Plusieurs illustrations tangibles de ces avancées positives ont été présentées, comme un plugin de traduction instantanée, dédié à PowerPoint ou encore une application d’intelligence artificielle qui permet d’améliorer la sécurité sur le lieu de travail. Au-delà des nombreuses annonces techniques (skills pour Cortana, disponibilité de Visual Studio sur Mac, mise à jour d’Azure avec des usages mobiles, fonction de copier-coller dans le cloud), Microsoft s’est efforcé de proposer un storytelling qui fait fortement écho aux fondamentaux de la démarche de design.
Poser les premières briques d’un système de design porteur de sens
Jusqu’à présent, les visions d’Apple et de Google dominaient fortement les conventions de design en termes d’interfaces. Avec la présentation de Fluent Design, Microsoft énonce des principes avec lesquels il faudra nécessairement composer lors de la conception d’interfaces, y compris dans le domaine de la réalité mixte. Fluent Design est présenté comme « un système de design expressif, adapté à un monde complexe », au service de nouvelles expériences sensorielles.

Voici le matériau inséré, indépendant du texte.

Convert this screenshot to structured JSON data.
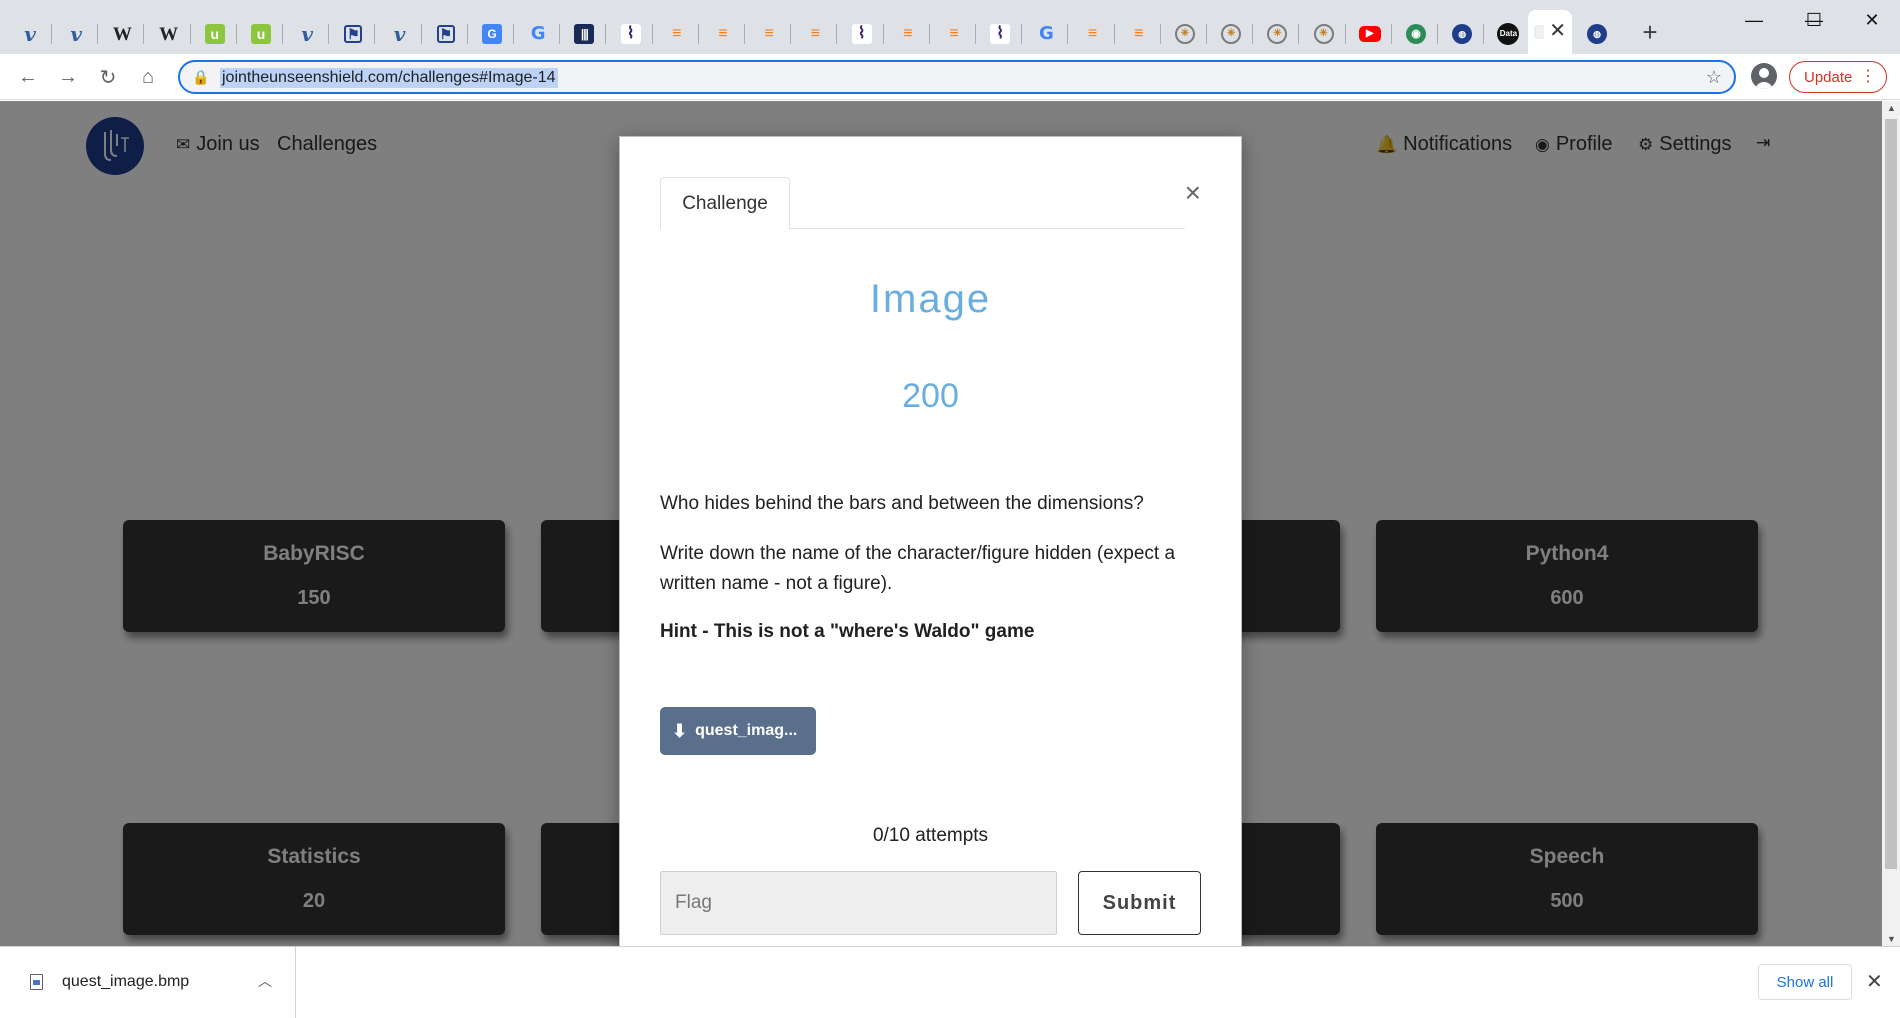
{
  "browser": {
    "tabs": [
      {
        "icon": "v-icon",
        "glyph": "v"
      },
      {
        "icon": "v-icon",
        "glyph": "v"
      },
      {
        "icon": "wikipedia-icon",
        "glyph": "W"
      },
      {
        "icon": "wikipedia-icon",
        "glyph": "W"
      },
      {
        "icon": "u-icon",
        "glyph": "u"
      },
      {
        "icon": "u-icon",
        "glyph": "u"
      },
      {
        "icon": "v-icon",
        "glyph": "v"
      },
      {
        "icon": "emblem-icon",
        "glyph": "⚑"
      },
      {
        "icon": "v-icon",
        "glyph": "v"
      },
      {
        "icon": "emblem-icon",
        "glyph": "⚑"
      },
      {
        "icon": "translate-icon",
        "glyph": "G"
      },
      {
        "icon": "google-icon",
        "glyph": "G"
      },
      {
        "icon": "bars-icon",
        "glyph": "|||"
      },
      {
        "icon": "dna-icon",
        "glyph": "⌇"
      },
      {
        "icon": "stackoverflow-icon",
        "glyph": "≡"
      },
      {
        "icon": "stackoverflow-icon",
        "glyph": "≡"
      },
      {
        "icon": "stackoverflow-icon",
        "glyph": "≡"
      },
      {
        "icon": "stackoverflow-icon",
        "glyph": "≡"
      },
      {
        "icon": "dna-icon",
        "glyph": "⌇"
      },
      {
        "icon": "stackoverflow-icon",
        "glyph": "≡"
      },
      {
        "icon": "stackoverflow-icon",
        "glyph": "≡"
      },
      {
        "icon": "dna-icon",
        "glyph": "⌇"
      },
      {
        "icon": "google-icon",
        "glyph": "G"
      },
      {
        "icon": "stackoverflow-icon",
        "glyph": "≡"
      },
      {
        "icon": "stackoverflow-icon",
        "glyph": "≡"
      },
      {
        "icon": "ring-icon",
        "glyph": "✳"
      },
      {
        "icon": "ring-icon",
        "glyph": "✳"
      },
      {
        "icon": "ring-icon",
        "glyph": "✳"
      },
      {
        "icon": "ring-icon",
        "glyph": "✳"
      },
      {
        "icon": "youtube-icon",
        "glyph": "▶"
      },
      {
        "icon": "globe-icon",
        "glyph": "◉"
      },
      {
        "icon": "round-logo-icon",
        "glyph": "◍"
      },
      {
        "icon": "data-icon",
        "glyph": "Data"
      }
    ],
    "active_tab_close": "✕",
    "new_tab": "+",
    "window": {
      "minimize": "—",
      "maximize": "☐",
      "close": "✕"
    },
    "url": "jointheunseenshield.com/challenges#Image-14",
    "update_label": "Update"
  },
  "site": {
    "nav_left": [
      {
        "icon": "✉",
        "label": "Join us"
      },
      {
        "icon": "",
        "label": "Challenges"
      }
    ],
    "nav_right": [
      {
        "icon": "🔔",
        "label": "Notifications"
      },
      {
        "icon": "◉",
        "label": "Profile"
      },
      {
        "icon": "⚙",
        "label": "Settings"
      },
      {
        "icon": "⇥",
        "label": ""
      }
    ],
    "logo_text": "",
    "cards": [
      {
        "title": "BabyRISC",
        "value": "150"
      },
      {
        "title": "",
        "value": ""
      },
      {
        "title": "",
        "value": ""
      },
      {
        "title": "Python4",
        "value": "600"
      },
      {
        "title": "Statistics",
        "value": "20"
      },
      {
        "title": "",
        "value": ""
      },
      {
        "title": "",
        "value": ""
      },
      {
        "title": "Speech",
        "value": "500"
      }
    ]
  },
  "modal": {
    "tab_label": "Challenge",
    "close": "×",
    "name": "Image",
    "value": "200",
    "description_1": "Who hides behind the bars and between the dimensions?",
    "description_2": "Write down the name of the character/figure hidden (expect a written name - not a figure).",
    "hint": "Hint - This is not a \"where's Waldo\" game",
    "file_label": "quest_imag...",
    "attempts": "0/10 attempts",
    "flag_placeholder": "Flag",
    "submit_label": "Submit"
  },
  "downloads": {
    "file_name": "quest_image.bmp",
    "show_all": "Show all",
    "close": "✕"
  },
  "colors": {
    "accent": "#6aaee0",
    "card_bg": "#343434",
    "file_button": "#5a6f8c",
    "update": "#d93025"
  }
}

Ce cadre se déploie en 5 dimensions : light, depth, motion, material et scale (lumière, profondeur, mouvement, matérialité et échelle). Ces qualités essentielles articulent clairement la profession de foi de Microsoft en matière de design, ce qui est, nous semble-t-il, un tournant important du positionnement de l’entreprise.
Loin d’être cosmétique, le système proposé par Microsoft est porteur de sens non seulement dans son environnement applicatif mais aussi si on porte un regard fonctionnel sur lui. Il faut l’envisager comme une boîte à outil en support des interactions et de l’identité graphique de l’interface. Plusieurs toolkits ont déjà été mis à disposition. A ce stade, il est difficile de pronostiquer si Fluent Design étendra son influence comme l’a fait Material Design de Google, mais on peut constater l’avancée significative réalisée par la firme de Redmond.
La réalité mixte, cheval de bataille stratégique
La réalité mixte a été également l’un des fils directeurs des présentations auxquelles nous avons pu assister lors de Microsoft Build. Par réalité mixte on entend « des dispositifs et des environnements qui articulent des éléments matériels et numériques dans une même perception de réalité. Il s’agit de créer un continuum entre monde physique et monde numérique permettant une interaction en temps réel entre les deux ». Dans ce domaine, Microsoft s’appuie notamment sur le casque HoloLens, présenté en 2015. Lors de la journée précédant les conférences, nous avons pu tester longuement sur le Campus de Microsoft à Redmond les différents scénarios d’usage et les avancées sont plus qu’impressionnantes. Les interfaces holographiques disposent d’un très fort potentiel qui se réalisera à moyen terme, lorsque les freins (coûts, contenus) seront réduits. Les applications de la réalité mixte sont très vastes, de la conception assistée par ordinateur pour les designers et les architectes aux usages les plus quotidiens. Microsoft a dévoilé des motion controllers, qui permettent de tracker les mouvements et donc de faciliter l’interaction physique dans un univers numérique. Cette annonce va dans le sens d’une démocratisation de la réalité mixte, même si aujourd’hui le taux d’adoption demeure très faible. Nous pensons qu’il faut que les designers se préparent dès maintenant à ce changement majeur de paradigme, car les interfaces sont complexes à appréhender en conception.